Es sind jedoch nicht nur wirtschaftliche Folgen, welche von Sanktionen jeder Art ausgehen. Sanktionen jeglicher Art sind feindliche Akte und verschlechtern das politische Klima zwischen den betroffenen Ländern. Trotz ideologischer Unterschiede zwischen den betroffenen Ländern gibt es zahlreiche Probleme zwischen diesen Staaten, welche gelöst werden müssen. Es ist zu befürchten, dass nach Verhängung von Sanktionen immer weniger gemeinsame Probleme gelöst werden können und dass auf diese Weise zusätzlicher Schaden auch in den Ländern auftritt, welche diese Sanktionen verhängt haben.

 

Selbst auf dem Bereich humanitärer Entscheidungen können per saldo negative Folgen auftreten.
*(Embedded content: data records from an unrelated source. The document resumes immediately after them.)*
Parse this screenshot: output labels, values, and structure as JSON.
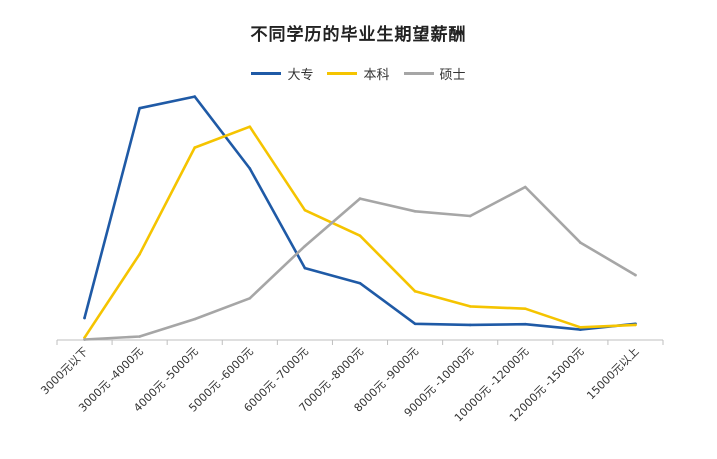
{
  "chart_data": {
    "type": "line",
    "title": "不同学历的毕业生期望薪酬",
    "categories": [
      "3000元以下",
      "3000元 -4000元",
      "4000元 -5000元",
      "5000元 -6000元",
      "6000元 -7000元",
      "7000元 -8000元",
      "8000元 -9000元",
      "9000元 -10000元",
      "10000元 -12000元",
      "12000元 -15000元",
      "15000元以上"
    ],
    "series": [
      {
        "name": "大专",
        "color": "#1f5aa6",
        "values": [
          9.5,
          100,
          105,
          74,
          31,
          24.5,
          7,
          6.5,
          6.8,
          4.5,
          7
        ]
      },
      {
        "name": "本科",
        "color": "#f5c400",
        "values": [
          1,
          37,
          83,
          92,
          56,
          45,
          21,
          14.5,
          13.5,
          5.5,
          6.5
        ]
      },
      {
        "name": "硕士",
        "color": "#a6a6a6",
        "values": [
          0.2,
          1.5,
          9,
          18,
          40.5,
          61,
          55.5,
          53.5,
          66,
          42,
          28
        ]
      }
    ],
    "xlabel": "",
    "ylabel": "",
    "ylim": [
      0,
      110
    ],
    "grid": false,
    "legend": "top-center"
  }
}
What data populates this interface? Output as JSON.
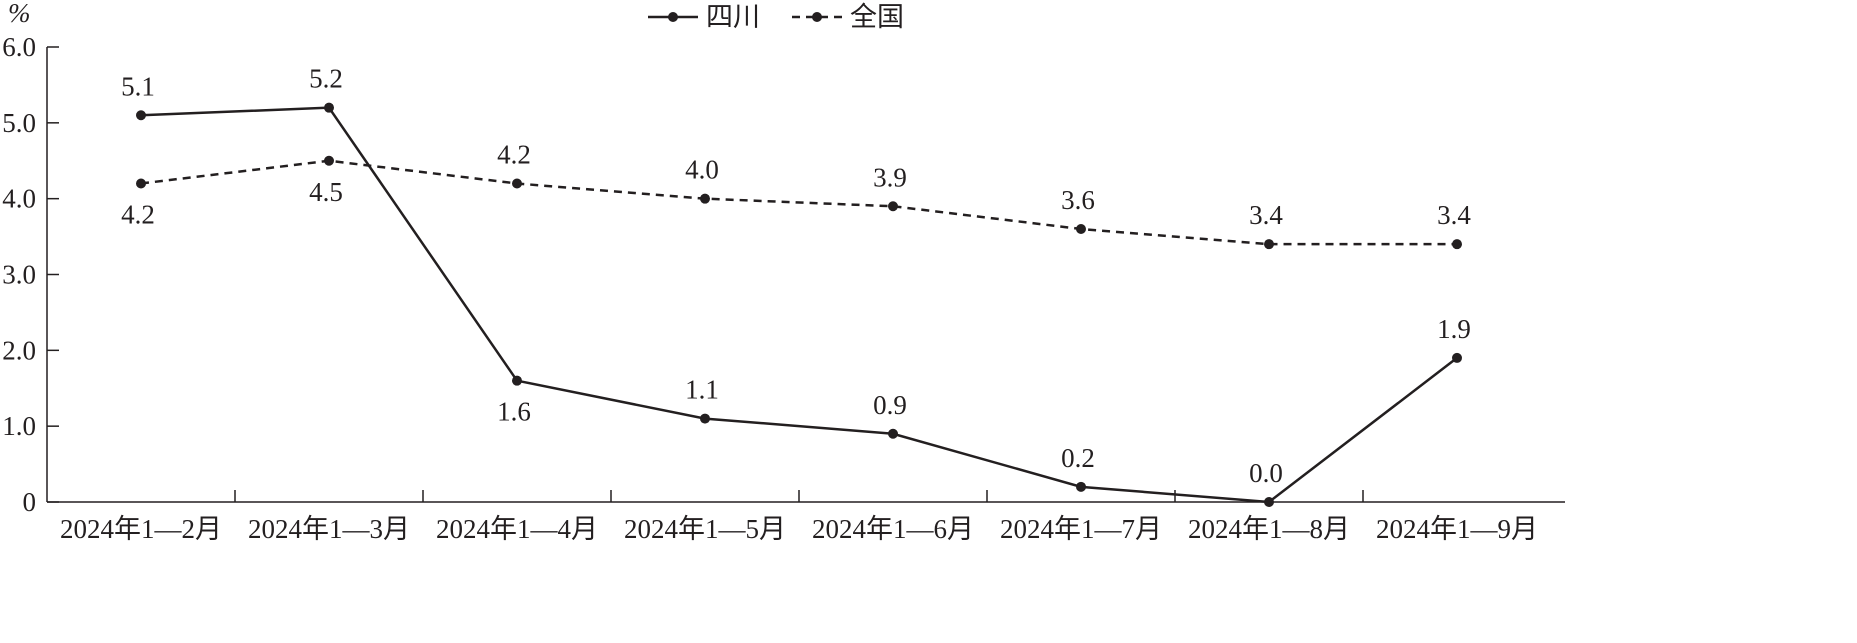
{
  "chart_data": {
    "type": "line",
    "unit": "%",
    "categories": [
      "2024年1—2月",
      "2024年1—3月",
      "2024年1—4月",
      "2024年1—5月",
      "2024年1—6月",
      "2024年1—7月",
      "2024年1—8月",
      "2024年1—9月"
    ],
    "y_ticks": [
      "0",
      "1.0",
      "2.0",
      "3.0",
      "4.0",
      "5.0",
      "6.0"
    ],
    "ylim": [
      0,
      6
    ],
    "grid": false,
    "legend_position": "top-center",
    "series": [
      {
        "name": "四川",
        "style": "solid",
        "values": [
          5.1,
          5.2,
          1.6,
          1.1,
          0.9,
          0.2,
          0.0,
          1.9
        ],
        "labels": [
          "5.1",
          "5.2",
          "1.6",
          "1.1",
          "0.9",
          "0.2",
          "0.0",
          "1.9"
        ],
        "label_side": [
          "above",
          "above",
          "below",
          "above",
          "above",
          "above",
          "above",
          "above"
        ]
      },
      {
        "name": "全国",
        "style": "dashed",
        "values": [
          4.2,
          4.5,
          4.2,
          4.0,
          3.9,
          3.6,
          3.4,
          3.4
        ],
        "labels": [
          "4.2",
          "4.5",
          "4.2",
          "4.0",
          "3.9",
          "3.6",
          "3.4",
          "3.4"
        ],
        "label_side": [
          "below",
          "below",
          "above",
          "above",
          "above",
          "above",
          "above",
          "above"
        ]
      }
    ],
    "colors": {
      "line": "#231f20",
      "axis": "#231f20"
    }
  }
}
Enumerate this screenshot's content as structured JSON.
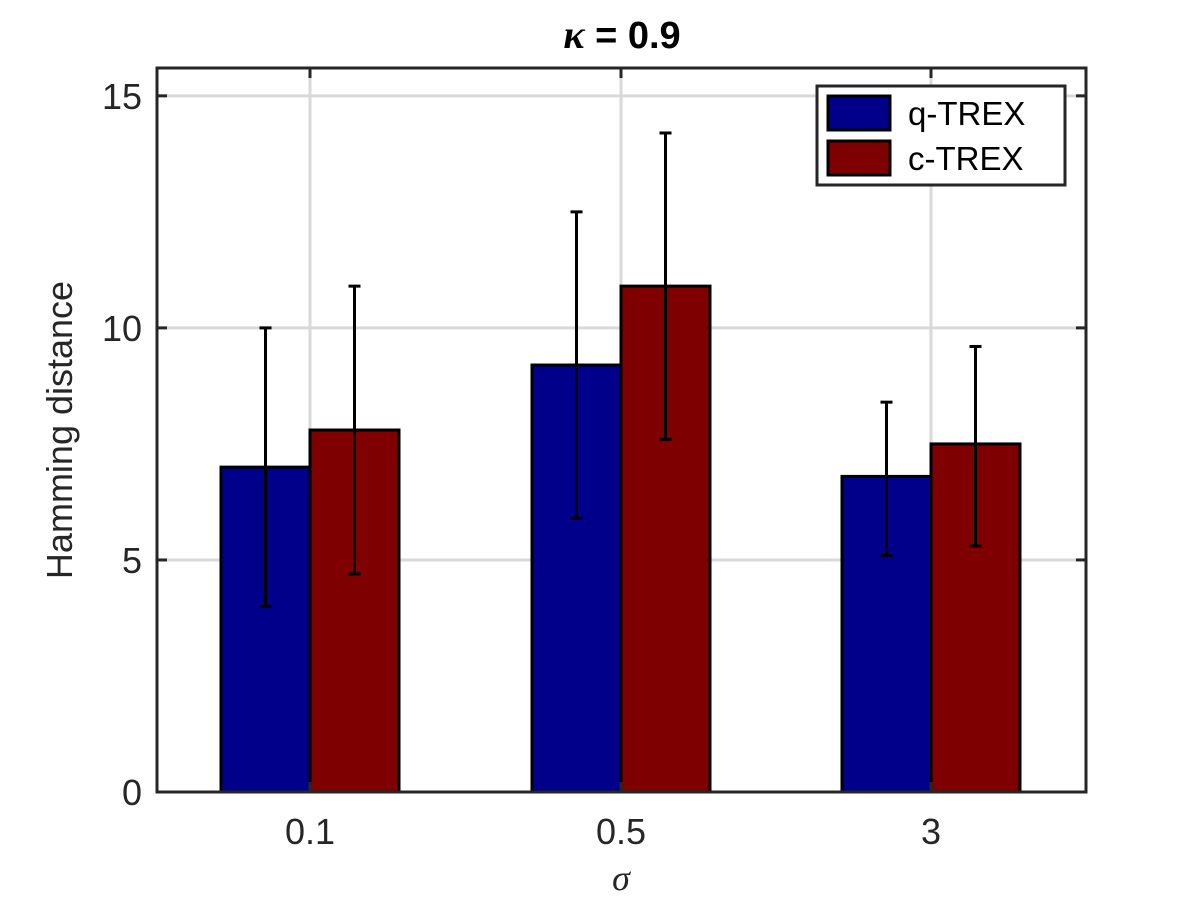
{
  "chart_data": {
    "type": "bar",
    "title_symbol": "κ",
    "title_rest": " = 0.9",
    "xlabel": "σ",
    "ylabel": "Hamming distance",
    "categories": [
      "0.1",
      "0.5",
      "3"
    ],
    "ylim": [
      0,
      15.6
    ],
    "yticks": [
      0,
      5,
      10,
      15
    ],
    "ytick_labels": [
      "0",
      "5",
      "10",
      "15"
    ],
    "grid": true,
    "legend_position": "top-right",
    "series": [
      {
        "name": "q-TREX",
        "color": "#00008B",
        "values": [
          7.0,
          9.2,
          6.8
        ],
        "err_low": [
          4.0,
          5.9,
          5.1
        ],
        "err_high": [
          10.0,
          12.5,
          8.4
        ]
      },
      {
        "name": "c-TREX",
        "color": "#7F0000",
        "values": [
          7.8,
          10.9,
          7.5
        ],
        "err_low": [
          4.7,
          7.6,
          5.3
        ],
        "err_high": [
          10.9,
          14.2,
          9.6
        ]
      }
    ]
  }
}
Selbst zu Zeiten des Kalten Krieges zwischen der Sowjetunion und den westlichen Mächten konnten die Westmächte gewisse Zugeständnisse im humanitären Bereich erreichen als Gegenleistung gegen Entgegenkommen westlicher Mächte. Diese Akte werden erschwert, wenn zwischen den Staaten die Verhandlungsmöglichkeiten immer mehr abgebrochen werden.

 

Fragen wir uns zum Schluss, was das Vorhandensein negativer Sekundärwirkungen für die Berechtigung von Sanktionen bedeutet. Es wäre sicherlich falsch, wenn man die Tatsache, dass nahezu jede Sanktion auch negative Nebenwirkungen für unseren eigenen Staat aufweist, zum Anlass nehmen würde, Sanktionen jeder Art abzulehnen. Die Verhinderung von Menschenrechtsverletzungen auch gegenüber Bürgern anderer Nationen stellt in den freiheitlichen Demokratien des Westens ein sehr hohes Gut dar, für dessen Erreichung durchaus auch ein hoher Preis gezahlt werden kann.

 

Wenn allerdings die Sanktionen gar nicht zum Ziel führen, verlischt jede Berechtigung von Sanktionen. Es ist jedoch die Überzeugung fast aller Politiker, dass Sanktionen in der Vergangenheit zu keinem sichtbaren Erfolg geführt haben. Dieser Artikel sollte aufzeigen, woran es denn liegt, dass Sanktionen in den meisten Fällen gar nicht zum Ziel führen können und bisweilen sogar die Machtposition der kritisierten Mächte verbessern.

 

Finden also im Ausland Menschenrechtsverletzungen statt, dann sollten sich die freiheitlichen und demokratischen Staaten darauf beschränken, diese Maßnahmen entschieden zu verurteilen. Sollten trotz der oben aufgezeigten Bedenken Sanktionen beschlossen werden, sollten sie nicht von einzelnen Staaten, sondern im Rahmen der UNO beschlossen werden.